Jamet le dimanche !
Dimanche 13 décembre
ALTERNANCE, ALTERNANCE !
Dominique Jamet, vice-président de Debout la France depuis 2012 mais également journaliste depuis… toujours tient chaque semaine sur le site de Debout la France une chronique où il commente très librement l’actualité politique.
« Je suis la seule alternative crédible et fiable… », affirmait Nicolas Sarkozy dans une interview publiée par Le Figaro au lendemain du premier tour des régionales. Libre à M. Sarkozy de prendre ses désirs pour la réalité, ou de faire comme si, mais le président des Républicains suit de trop près et connaît trop bien les rapports de force politiques dans notre pays pour ignorer que le schéma auquel nous étions habitués et sur lequel il avait naguère bâti sa victoire n’a désormais plus cours.
Longtemps, M. Sarkozy s’est réjoui à l’idée d’affronter de nouveau M. Hollande en 2017. Fort de l’impopularité de son successeur, il était persuadé de n’en faire qu’une bouchée. De son côté, M. Hollande se faisait une fête à la perspective d’être de nouveau en compétition avec M. Sarkozy. Comptant sur la détestation qu’inspire son prédécesseur, il était convaincu de l’avaler tout cru. La campagne de chacun des deux adversaires était toute tracée. Plutôt que de dire : « Regardez-moi ! », ils se contenteraient de dire : « Regardez-le ! ». Plutôt que de dire : « Votez pour moi ! », ils se borneraient à dire : »Vote contre lui ! ». Le tour serait joué et la France, pour la quatrième fois de suite, aurait un président par défaut, un président qu’elle n’aurait pas choisi mais qu’elle subirait.
Les choses ont changé. L’alternative n’est plus réduite à deux termes, mais à trois au minimum.
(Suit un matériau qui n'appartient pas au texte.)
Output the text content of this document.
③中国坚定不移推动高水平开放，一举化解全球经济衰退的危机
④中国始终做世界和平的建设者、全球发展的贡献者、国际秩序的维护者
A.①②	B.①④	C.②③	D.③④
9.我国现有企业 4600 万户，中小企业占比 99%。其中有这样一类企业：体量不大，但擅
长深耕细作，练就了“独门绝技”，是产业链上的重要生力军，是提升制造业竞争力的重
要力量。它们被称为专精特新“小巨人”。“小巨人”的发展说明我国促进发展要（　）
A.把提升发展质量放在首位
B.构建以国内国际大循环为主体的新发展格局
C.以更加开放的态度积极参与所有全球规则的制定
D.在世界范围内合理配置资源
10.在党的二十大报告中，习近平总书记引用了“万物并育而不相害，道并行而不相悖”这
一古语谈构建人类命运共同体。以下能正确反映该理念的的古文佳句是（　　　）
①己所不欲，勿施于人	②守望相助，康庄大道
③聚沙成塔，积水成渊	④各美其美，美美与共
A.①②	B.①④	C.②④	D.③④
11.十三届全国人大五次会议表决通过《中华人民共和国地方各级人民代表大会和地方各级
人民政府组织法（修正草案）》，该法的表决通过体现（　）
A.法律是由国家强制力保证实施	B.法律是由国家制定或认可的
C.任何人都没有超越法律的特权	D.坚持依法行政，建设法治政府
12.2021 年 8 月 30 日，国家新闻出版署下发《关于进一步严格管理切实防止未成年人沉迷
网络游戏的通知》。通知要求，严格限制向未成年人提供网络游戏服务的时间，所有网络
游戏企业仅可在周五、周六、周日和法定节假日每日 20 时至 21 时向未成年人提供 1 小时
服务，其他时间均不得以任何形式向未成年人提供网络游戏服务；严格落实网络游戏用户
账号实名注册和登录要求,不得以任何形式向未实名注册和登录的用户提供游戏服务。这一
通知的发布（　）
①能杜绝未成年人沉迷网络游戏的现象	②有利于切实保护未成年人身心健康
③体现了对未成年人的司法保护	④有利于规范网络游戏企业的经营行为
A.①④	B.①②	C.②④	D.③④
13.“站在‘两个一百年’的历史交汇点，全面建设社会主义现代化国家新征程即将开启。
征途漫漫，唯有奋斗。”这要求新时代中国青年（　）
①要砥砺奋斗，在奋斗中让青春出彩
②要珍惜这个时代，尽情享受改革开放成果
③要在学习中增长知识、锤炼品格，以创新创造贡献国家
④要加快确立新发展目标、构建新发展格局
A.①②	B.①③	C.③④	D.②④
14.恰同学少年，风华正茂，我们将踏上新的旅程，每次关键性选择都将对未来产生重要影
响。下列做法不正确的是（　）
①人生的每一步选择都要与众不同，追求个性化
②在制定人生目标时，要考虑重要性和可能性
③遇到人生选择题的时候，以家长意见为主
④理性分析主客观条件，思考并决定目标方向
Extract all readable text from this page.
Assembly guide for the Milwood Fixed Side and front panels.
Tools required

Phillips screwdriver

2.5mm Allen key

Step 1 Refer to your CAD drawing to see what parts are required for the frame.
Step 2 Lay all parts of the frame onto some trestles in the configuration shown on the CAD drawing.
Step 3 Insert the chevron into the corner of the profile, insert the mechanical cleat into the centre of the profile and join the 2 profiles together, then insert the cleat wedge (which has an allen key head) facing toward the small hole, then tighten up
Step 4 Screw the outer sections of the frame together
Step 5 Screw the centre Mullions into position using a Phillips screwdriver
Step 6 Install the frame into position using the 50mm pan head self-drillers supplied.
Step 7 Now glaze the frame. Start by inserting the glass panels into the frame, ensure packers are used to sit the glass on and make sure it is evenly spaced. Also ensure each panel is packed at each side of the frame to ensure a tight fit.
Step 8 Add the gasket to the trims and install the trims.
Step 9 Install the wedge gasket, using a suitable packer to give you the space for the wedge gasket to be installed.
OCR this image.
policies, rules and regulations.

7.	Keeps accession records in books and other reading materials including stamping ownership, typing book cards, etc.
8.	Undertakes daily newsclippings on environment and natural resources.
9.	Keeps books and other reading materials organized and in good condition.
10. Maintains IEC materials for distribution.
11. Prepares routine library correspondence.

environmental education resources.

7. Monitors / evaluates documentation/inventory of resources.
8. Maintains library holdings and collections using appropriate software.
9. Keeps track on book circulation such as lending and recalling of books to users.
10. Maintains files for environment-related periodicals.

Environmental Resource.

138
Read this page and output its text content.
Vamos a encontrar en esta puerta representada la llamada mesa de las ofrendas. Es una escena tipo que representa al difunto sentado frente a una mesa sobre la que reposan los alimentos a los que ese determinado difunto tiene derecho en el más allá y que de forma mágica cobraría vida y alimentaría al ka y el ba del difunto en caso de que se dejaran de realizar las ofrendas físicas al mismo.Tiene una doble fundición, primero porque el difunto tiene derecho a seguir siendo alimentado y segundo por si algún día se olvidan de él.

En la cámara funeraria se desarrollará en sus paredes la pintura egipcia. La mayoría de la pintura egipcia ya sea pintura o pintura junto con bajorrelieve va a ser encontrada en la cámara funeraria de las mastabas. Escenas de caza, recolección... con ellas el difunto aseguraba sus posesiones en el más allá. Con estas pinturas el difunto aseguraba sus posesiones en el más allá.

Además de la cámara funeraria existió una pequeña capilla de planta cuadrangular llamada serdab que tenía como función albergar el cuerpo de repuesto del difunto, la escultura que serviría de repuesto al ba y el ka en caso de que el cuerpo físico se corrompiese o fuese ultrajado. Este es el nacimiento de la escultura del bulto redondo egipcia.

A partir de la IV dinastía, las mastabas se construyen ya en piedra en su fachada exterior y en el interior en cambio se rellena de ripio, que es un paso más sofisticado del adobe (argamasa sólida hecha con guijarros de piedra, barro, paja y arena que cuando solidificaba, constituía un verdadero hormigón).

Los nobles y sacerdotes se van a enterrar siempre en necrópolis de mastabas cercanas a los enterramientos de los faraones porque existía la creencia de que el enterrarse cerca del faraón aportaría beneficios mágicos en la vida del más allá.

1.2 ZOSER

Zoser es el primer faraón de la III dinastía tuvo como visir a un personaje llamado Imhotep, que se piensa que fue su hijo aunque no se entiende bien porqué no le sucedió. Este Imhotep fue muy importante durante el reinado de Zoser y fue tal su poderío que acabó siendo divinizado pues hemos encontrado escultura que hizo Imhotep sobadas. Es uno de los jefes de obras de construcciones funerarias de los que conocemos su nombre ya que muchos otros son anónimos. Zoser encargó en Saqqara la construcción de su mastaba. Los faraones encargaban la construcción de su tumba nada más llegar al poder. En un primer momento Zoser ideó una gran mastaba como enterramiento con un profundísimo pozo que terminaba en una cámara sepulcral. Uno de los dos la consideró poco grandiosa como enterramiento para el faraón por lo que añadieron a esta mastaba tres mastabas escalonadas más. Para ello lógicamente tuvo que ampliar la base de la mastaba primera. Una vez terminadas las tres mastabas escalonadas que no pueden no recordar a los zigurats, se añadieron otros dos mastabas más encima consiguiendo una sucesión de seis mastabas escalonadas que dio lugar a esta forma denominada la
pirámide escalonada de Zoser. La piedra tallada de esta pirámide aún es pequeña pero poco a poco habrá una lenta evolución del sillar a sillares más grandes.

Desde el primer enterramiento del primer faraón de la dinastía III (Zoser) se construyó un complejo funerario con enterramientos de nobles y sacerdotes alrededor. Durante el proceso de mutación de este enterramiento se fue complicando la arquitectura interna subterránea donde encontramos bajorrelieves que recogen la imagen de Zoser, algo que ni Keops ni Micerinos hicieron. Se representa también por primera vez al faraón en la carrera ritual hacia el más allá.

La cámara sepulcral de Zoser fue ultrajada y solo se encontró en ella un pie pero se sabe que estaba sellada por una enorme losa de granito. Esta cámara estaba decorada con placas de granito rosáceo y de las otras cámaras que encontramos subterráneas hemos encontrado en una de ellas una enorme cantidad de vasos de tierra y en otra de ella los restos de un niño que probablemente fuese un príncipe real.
Si M. Sarkozy sort vainqueur de la primaire qui lui a été imposée par son propre camp en triomphant de ses challengers, ce qui n’est pas assuré, il n’est pas dit qu’il sera qualifié pour la finale, et il n’est pas dit que son adversaire sera M. Hollande. Si M. Hollande parvient à éviter une primaire de la gauche et ose se représenter en dépit de son échec retentissant sur le chômage et de ses engagements, ce qui n’est pas certain, il n’est pas dit qu’il sera présent au second tout et que son adversaire sera M. Sarkozy.
Qu’à cela ne tienne ! Ce n’est pas à deux vieux chevaux de retour qu’il est nécessaire d’apprendre le manège. Si le duel final oppose M. Sarkozy et M. Hollande, le premier revêtira les habits du représentant de la droite nationale et sécuritaire, défenseur des valeurs traditionnelles, le second enfilera le costume du porte-parole de la gauche humaniste et sociale, ennemi juré de la finance. Si l’autre finaliste a nom, par exemple, Marine Le Pen, M. Sarkozy, au cas où il serait encore là, fera appel à tous les républicains pour barrer la route à l’extrême-droite. A défaut, M. Hollande, dans l’hypothèse où il aurait franchi l’obstacle, cherchera à rassembler derrière lui tous les démocrates pour empêcher le retour de la bête immonde…
Tout cela, n’est-ce pas, a un air de déjà écrit, de déjà vu et laisse présager l’un de ces tours de passe-passe auxquels les deux hommes et ceux qui leur ont servi de modèles nous ont habitués. On se présente parce qu’on veut le pouvoir, dont on ne sait pas quoi faire, on l’obtient sur des promesses qu’on ne tient pas, car une fois qu’on l’exerce on ne sait pas quoi en faire, ou l’on fait le contraire de ce pourquoi on avait été élu, mais on se représente… Affligeant, n’est-ce pas ? Et pas besoin de chercher ailleurs que dans ces comportements, ces palinodies et l’éternel retour de la trahison et du reniement la raison de la désaffection et du dégoût de tant d’électeurs pour les élections – et les élus.
Le pire n’est pas toujours sûr.
Je ne sais pourquoi m’est revenu en mémoire la légendaire et gouailleuse réplique d’Arletty dans Hôtel du Nord : « Atmosphère ! Atmosphère ! Est-ce que j’ai une gueule d’atmosphère ? » Hollande-Sarkozy, Sarkozy-Hollande ? Nous ne sommes pas voués pour l’éternité à cette alternative entre Charybde et Scylla. Alternance, alternance, est-ce qu’ils ont toujours une gueule d’alternance ?
Le problème de M. Hollande et de M. Sarkozy n’est certes pas un problème de notoriété. Ce serait plutôt l’inverse. On ne se demande pas de quoi ces deux hommes sont capables. On le sait. Ni de quoi ils sont incapables. On le sait aussi. On les connaît. On les connaît même assez pour savoir qu’on les a assez vus.